Come cambiano i tempi! Fino a pochi anni fa il sogno del tedesco anziano (e più in generale del Nord europeo) era una vita da pensionato al caldo sole dell’Italia – magari tra le colline della Toscana a produrre (e bere) Chianti – o al più al clima dolce della Spagna o anche solo delle Canarie. Oggi la prospettiva di chiudere l’esistenza all’estero rischia di trasformarsi da “mitica scelta” a “drammatica imposizione”. Soprattutto quando le condizioni di salute, e di reddito, tolgono agli anziani il diritto a una libera decisione sul proprio futuro. Così, di fronte alla notizia della nonna tedesca (Frau Ludl) trasferita in Slovacchia presso una struttura più compatibile rispetto ai costi dell’assistenza legata alla sua grave disabilità, viene subito da chiedersi se sia questa la strategia vincente con cui le società che invecchiano – e la nostra da questo punto di vista è all’avanguardia – intendono affrontare i cambiamenti demografici del XXI secolo.



In fondo, se i Paesi a basso costo del lavoro producono in nostra vece quei beni che un tempo si facevano da noi, perché non dar loro anche i servizi? Quelli alle imprese li abbiamo già in buona parte delocalizzati; ora si tratta solo di passare ai servizi alle persone, anche quelli più diretti e di tipo affettivo e relazionale, e avremo così, ancora una volta, “ottimizzato” il processo. Tutto ciò sarebbe perfetto, se non fosse aberrante. Non converrebbe forse lasciare per un attimo le logiche della convenienza di tipo economico e provare a ricordarci che oltre al Pil, ai mercati e ai profitti ci sarebbero anche le “persone”?



Sì, proprio loro. Quelle che per una vita lavorano, fanno Pil, interagiscono con i mercati, producono profitti e che poi, dopo essersi dati tanto da fare, si ammalano, perdono vitalità, consumano sempre più quegli stessi beni e servizi che un tempo producevano (e dispensavano generosamente).
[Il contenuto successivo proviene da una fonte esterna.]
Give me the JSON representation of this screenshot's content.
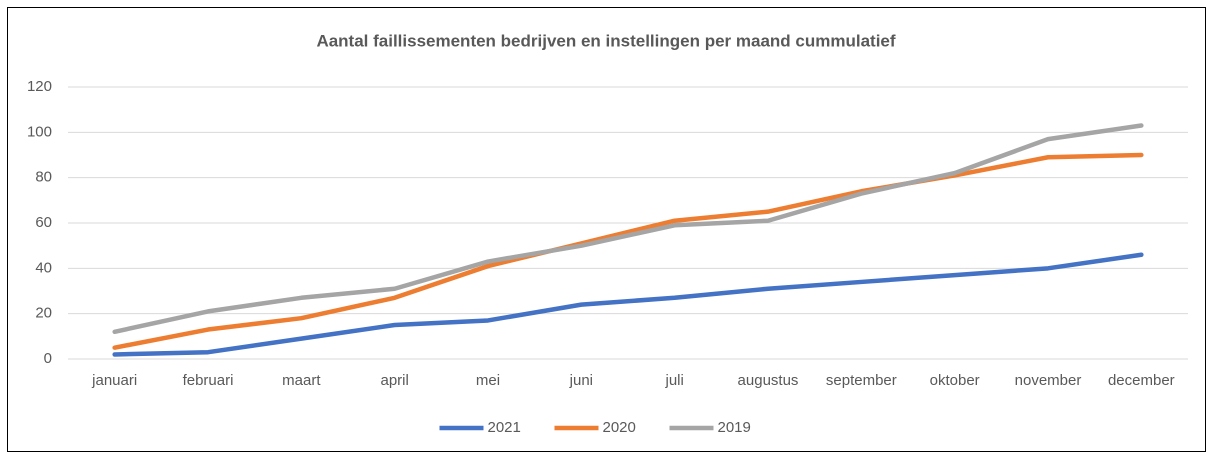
{
  "chart_data": {
    "type": "line",
    "title": "Aantal faillissementen bedrijven en instellingen per maand cummulatief",
    "categories": [
      "januari",
      "februari",
      "maart",
      "april",
      "mei",
      "juni",
      "juli",
      "augustus",
      "september",
      "oktober",
      "november",
      "december"
    ],
    "series": [
      {
        "name": "2021",
        "color": "#4472c4",
        "values": [
          2,
          3,
          9,
          15,
          17,
          24,
          27,
          31,
          34,
          37,
          40,
          46
        ]
      },
      {
        "name": "2020",
        "color": "#ed7d31",
        "values": [
          5,
          13,
          18,
          27,
          41,
          51,
          61,
          65,
          74,
          81,
          89,
          90
        ]
      },
      {
        "name": "2019",
        "color": "#a5a5a5",
        "values": [
          12,
          21,
          27,
          31,
          43,
          50,
          59,
          61,
          73,
          82,
          97,
          103
        ]
      }
    ],
    "ylim": [
      0,
      120
    ],
    "yticks": [
      0,
      20,
      40,
      60,
      80,
      100,
      120
    ],
    "grid": true,
    "legend": "bottom"
  }
}
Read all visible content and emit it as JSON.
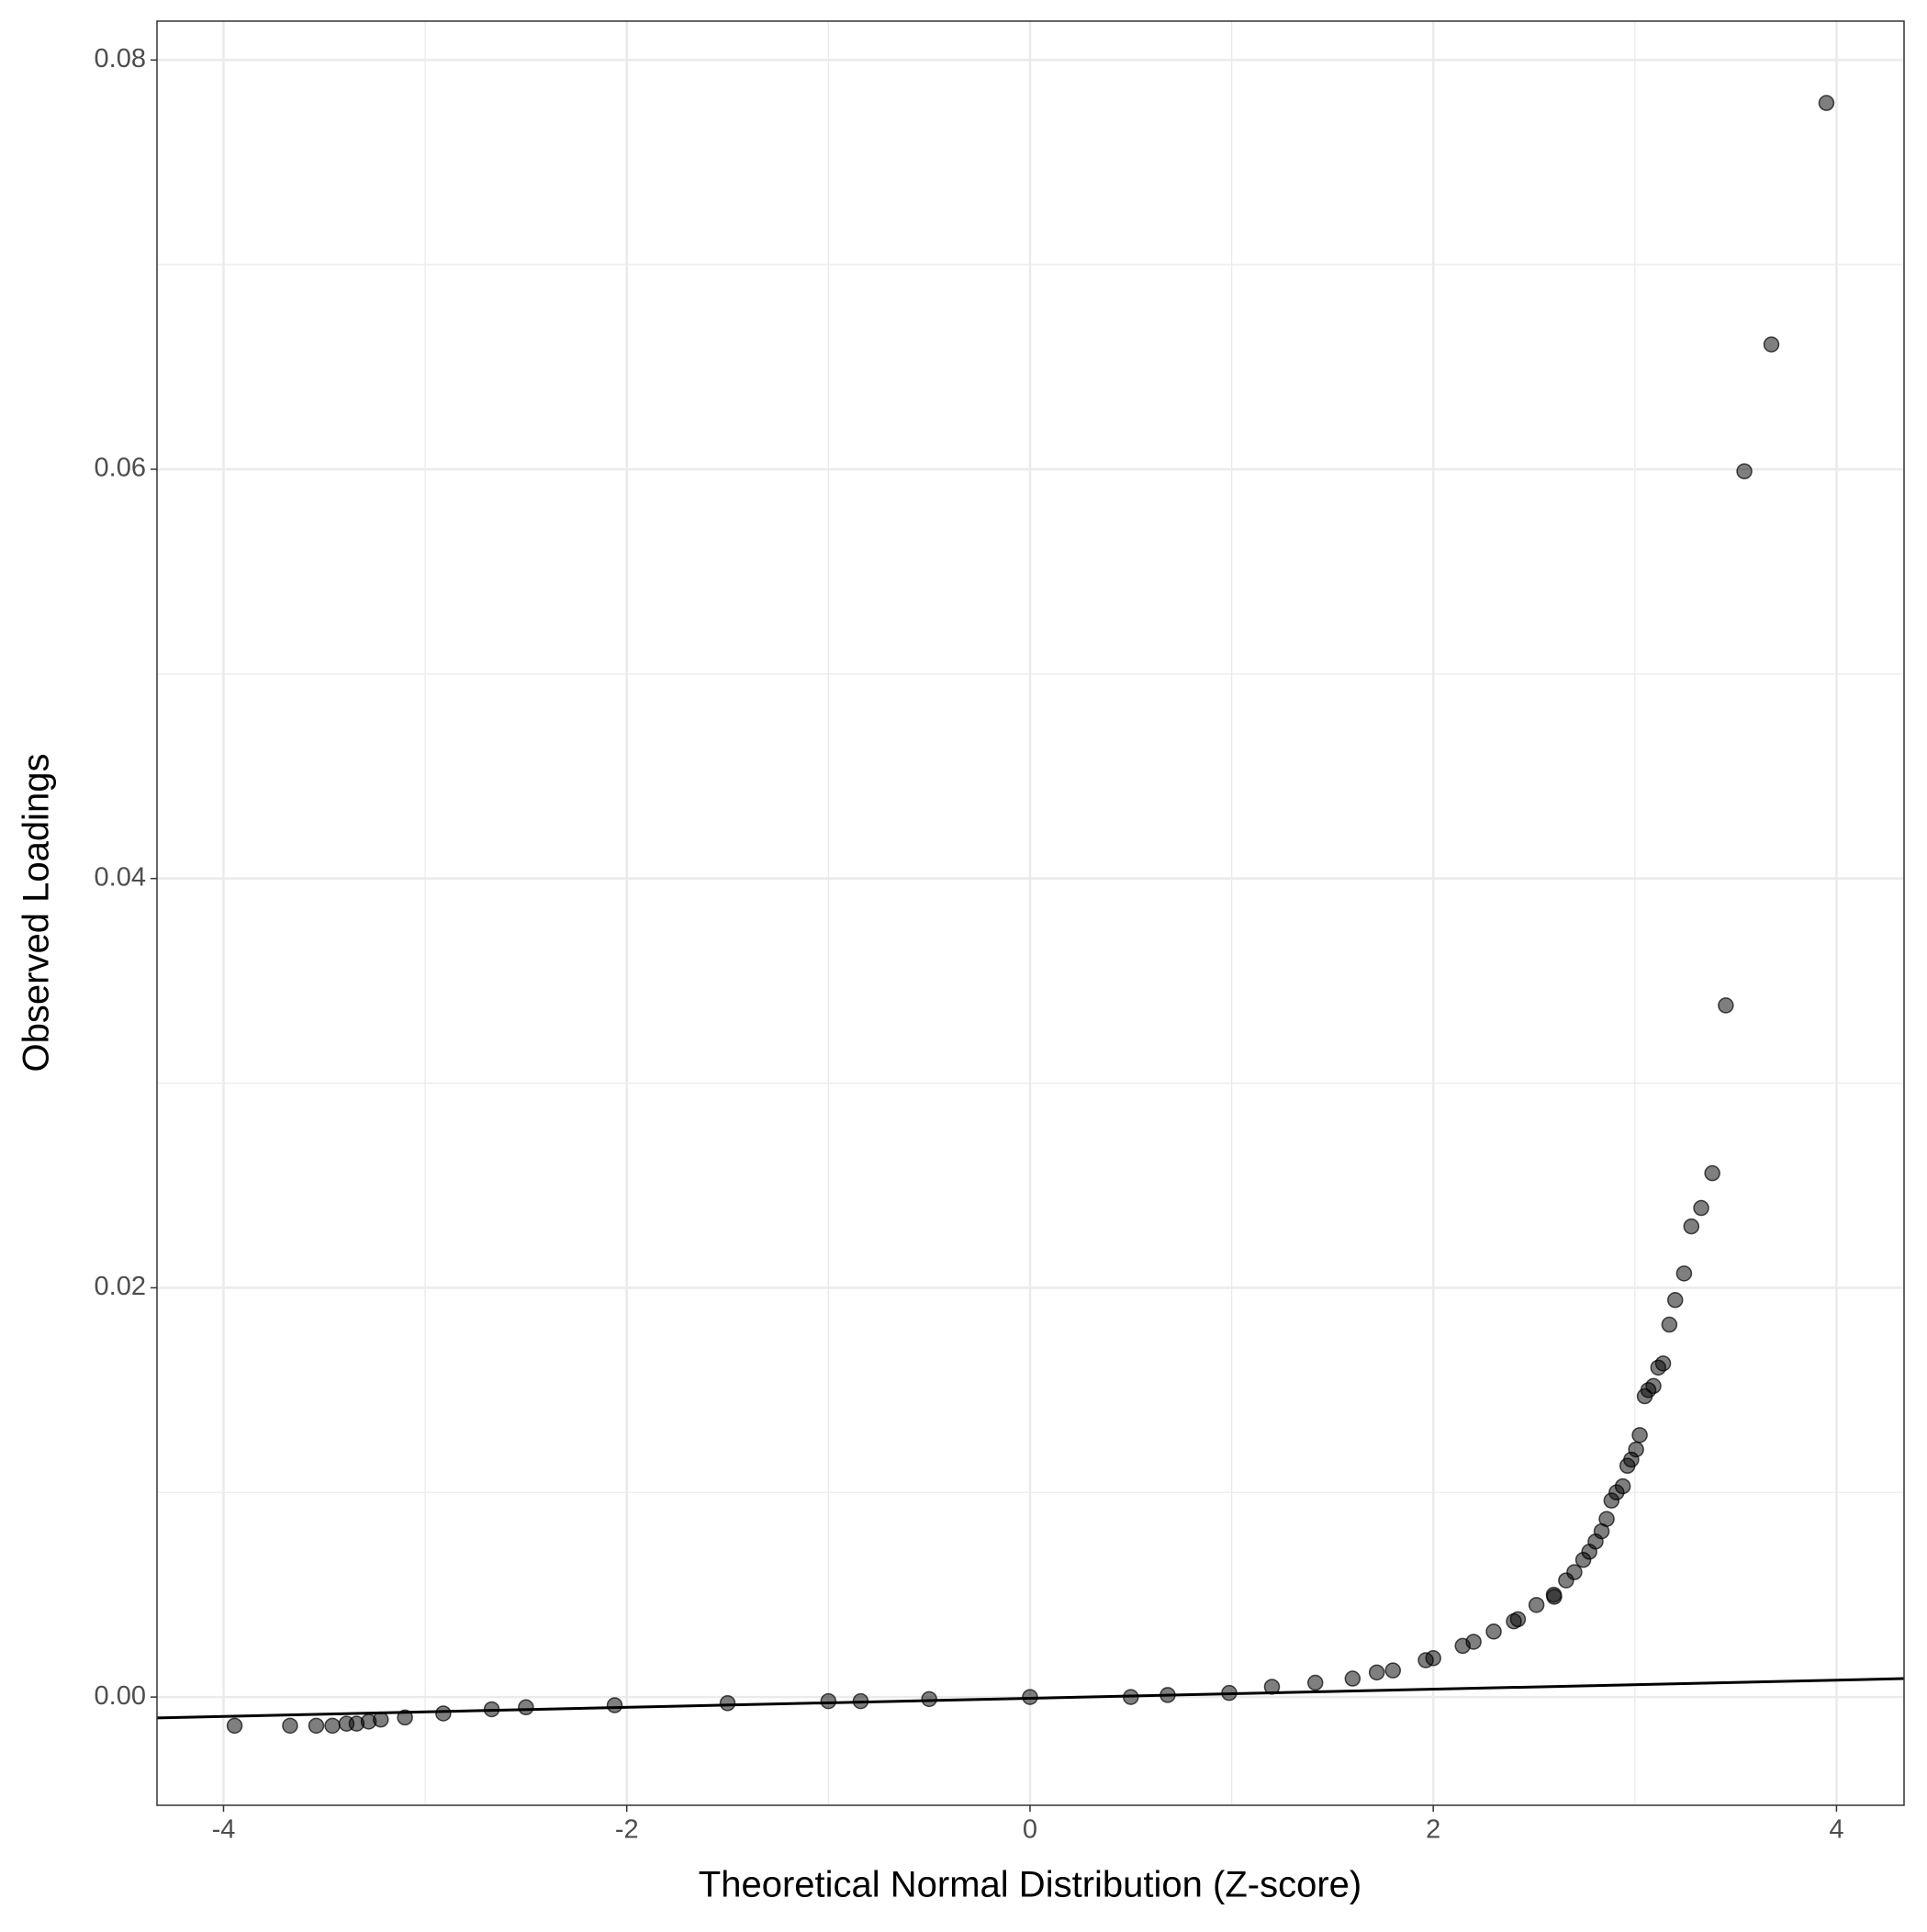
{
  "chart_data": {
    "type": "scatter",
    "xlabel": "Theoretical Normal Distribution (Z-score)",
    "ylabel": "Observed Loadings",
    "xlim": [
      -4.33,
      4.335
    ],
    "ylim": [
      -0.00529,
      0.0819
    ],
    "xticks": [
      -4,
      -2,
      0,
      2,
      4
    ],
    "yticks": [
      {
        "value": 0,
        "label": "0.00"
      },
      0.02,
      0.04,
      0.06,
      0.08
    ],
    "grid": true,
    "points": {
      "color": "#000000",
      "x": [
        -3.945,
        -3.67,
        -3.54,
        -3.46,
        -3.39,
        -3.34,
        -3.28,
        -3.22,
        -3.1,
        -2.91,
        -2.67,
        -2.5,
        -2.06,
        -1.5,
        -1,
        -0.84,
        -0.5,
        0,
        0.5,
        0.683,
        0.988,
        1.2,
        1.415,
        1.6,
        1.72,
        1.8,
        1.963,
        2.0,
        2.146,
        2.2,
        2.3,
        2.4,
        2.42,
        2.512,
        2.598,
        2.6,
        2.659,
        2.7,
        2.744,
        2.774,
        2.805,
        2.835,
        2.86,
        2.884,
        2.909,
        2.94,
        2.963,
        2.982,
        3.006,
        3.024,
        3.049,
        3.067,
        3.092,
        3.116,
        3.14,
        3.171,
        3.2,
        3.244,
        3.28,
        3.329,
        3.384,
        3.451,
        3.543,
        3.677,
        3.95
      ],
      "y": [
        -0.0014,
        -0.0014,
        -0.0014,
        -0.0014,
        -0.0013,
        -0.0013,
        -0.0012,
        -0.0011,
        -0.001,
        -0.0008,
        -0.0006,
        -0.0005,
        -0.0004,
        -0.0003,
        -0.0002,
        -0.0002,
        -0.0001,
        0,
        0,
        0.0001,
        0.0002,
        0.0005,
        0.0007,
        0.0009,
        0.0012,
        0.0013,
        0.0018,
        0.0019,
        0.0025,
        0.0027,
        0.0032,
        0.0037,
        0.0038,
        0.0045,
        0.005,
        0.0049,
        0.0057,
        0.0061,
        0.0067,
        0.0071,
        0.0076,
        0.0081,
        0.0087,
        0.0096,
        0.01,
        0.0103,
        0.0113,
        0.0116,
        0.0121,
        0.0128,
        0.0147,
        0.015,
        0.0152,
        0.0161,
        0.0163,
        0.0182,
        0.0194,
        0.0207,
        0.023,
        0.0239,
        0.0256,
        0.0338,
        0.0599,
        0.0661,
        0.0779
      ]
    },
    "reference_line": {
      "color": "#000000",
      "x": [
        -4.33,
        4.335
      ],
      "y": [
        -0.00102,
        0.0009
      ]
    }
  }
}
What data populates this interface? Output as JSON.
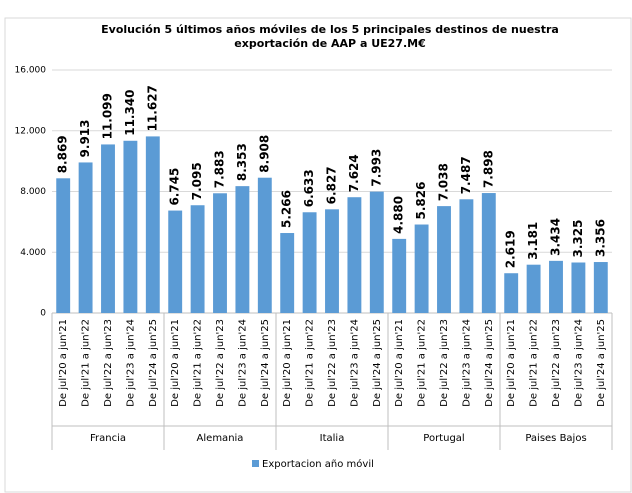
{
  "chart_data": {
    "type": "bar",
    "title": [
      "Evolución  5 últimos años móviles de los 5 principales  destinos de nuestra",
      "exportación de AAP a UE27.M€"
    ],
    "categories": [
      "De jul'20 a jun'21",
      "De jul'21 a jun'22",
      "De jul'22 a jun'23",
      "De jul'23 a jun'24",
      "De jul'24 a jun'25",
      "De jul'20 a jun'21",
      "De jul'21 a jun'22",
      "De jul'22 a jun'23",
      "De jul'23 a jun'24",
      "De jul'24 a jun'25",
      "De jul'20 a jun'21",
      "De jul'21 a jun'22",
      "De jul'22 a jun'23",
      "De jul'23 a jun'24",
      "De jul'24 a jun'25",
      "De jul'20 a jun'21",
      "De jul'21 a jun'22",
      "De jul'22 a jun'23",
      "De jul'23 a jun'24",
      "De jul'24 a jun'25",
      "De jul'20 a jun'21",
      "De jul'21 a jun'22",
      "De jul'22 a jun'23",
      "De jul'23 a jun'24",
      "De jul'24 a jun'25"
    ],
    "groups": [
      "Francia",
      "Alemania",
      "Italia",
      "Portugal",
      "Paises Bajos"
    ],
    "series": [
      {
        "name": "Exportacion año móvil",
        "color": "#5b9bd5",
        "values": [
          8869,
          9913,
          11099,
          11340,
          11627,
          6745,
          7095,
          7883,
          8353,
          8908,
          5266,
          6633,
          6827,
          7624,
          7993,
          4880,
          5826,
          7038,
          7487,
          7898,
          2619,
          3181,
          3434,
          3325,
          3356
        ],
        "value_labels": [
          "8.869",
          "9.913",
          "11.099",
          "11.340",
          "11.627",
          "6.745",
          "7.095",
          "7.883",
          "8.353",
          "8.908",
          "5.266",
          "6.633",
          "6.827",
          "7.624",
          "7.993",
          "4.880",
          "5.826",
          "7.038",
          "7.487",
          "7.898",
          "2.619",
          "3.181",
          "3.434",
          "3.325",
          "3.356"
        ]
      }
    ],
    "ylim": [
      0,
      16000
    ],
    "yticks": [
      0,
      {
        "value": 4000,
        "label": "4.000"
      },
      {
        "value": 8000,
        "label": "8.000"
      },
      {
        "value": 12000,
        "label": "12.000"
      },
      {
        "value": 16000,
        "label": "16.000"
      }
    ],
    "grid": true,
    "legend": "bottom"
  }
}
Ma non per questo smettono di essere “persone”. E come tali mantengono il diritto irrinunciabile a un trattamento che sia ben diverso da quello che le regole della globalizzazione riservano a un impianto per la produzione di scarpe o di pentole. Hanno il sacrosanto diritto di sentire attorno a loro, anche (per non dire soprattutto) in presenza di malattie e di disabilità, non solo soggetti che se ne prendono cura, ma altre “persone” che manifestano nei loro riguardi tutto l’affetto di cui hanno immensamente bisogno.



Senza nulla togliere alle case di cura della Slovacchia o di qualunque altro luogo a costi accessibili, una società che voglia definirsi civile non spedisce gli anziani per il mondo in base a un tariffario; invece, si interroga su quale sia il desiderio dei diretti interessati e fa in modo che se, come è incontestabile, è il contatto con la propria famiglia che fa la qualità della vita nell’anziano fragile, siano appunto le famiglie ad essere messe in grado di poter rispondere adeguatamente a quel disperato bisogno di affetto, oltre che di cure, che sempre più caratterizzerà un ampio strato della popolazione di ogni società che invecchia.

Nell’Italia di oggi si contano circa 12 milioni di ultra65enni, destinati a salire a 15 milioni nel 2024, a 18 milioni dieci anni dopo e a superare la soglia dei 20 milioni nel 2040, giungendo a rappresentare il 31% della popolazione residente. Tra di essi gli ultra90enni – la componente indubbiamente più esposta alle malattie e alla disabilità – passeranno dagli attuali 554mila a 1.331mila già nei prossimi vent’anni. E’ un esercito di 800mila bisnonni in più che chiedono di poter camminare “insieme” lungo il tratto di vita che ancora li aspetta. Esaudirli è doveroso, ma è anche conveniente.

Rafforzare la cultura che vede nel patto di solidarietà tra le generazioni un principio irrinunciabile, non giova solo al “nonnino acciaccato”: è un investimento anche per il ventenne che, come insegnano le statistiche, ha una probabilità straordinariamente alta (e crescente nel tempo) di diventare un giorno, a sua volta, quel vecchietto un po’ ingombrante che tuttavia preferisce alle bionde ed efficienti infermiere slovacche il confortante brontolio e il caldo affetto dei “suoi” familiari.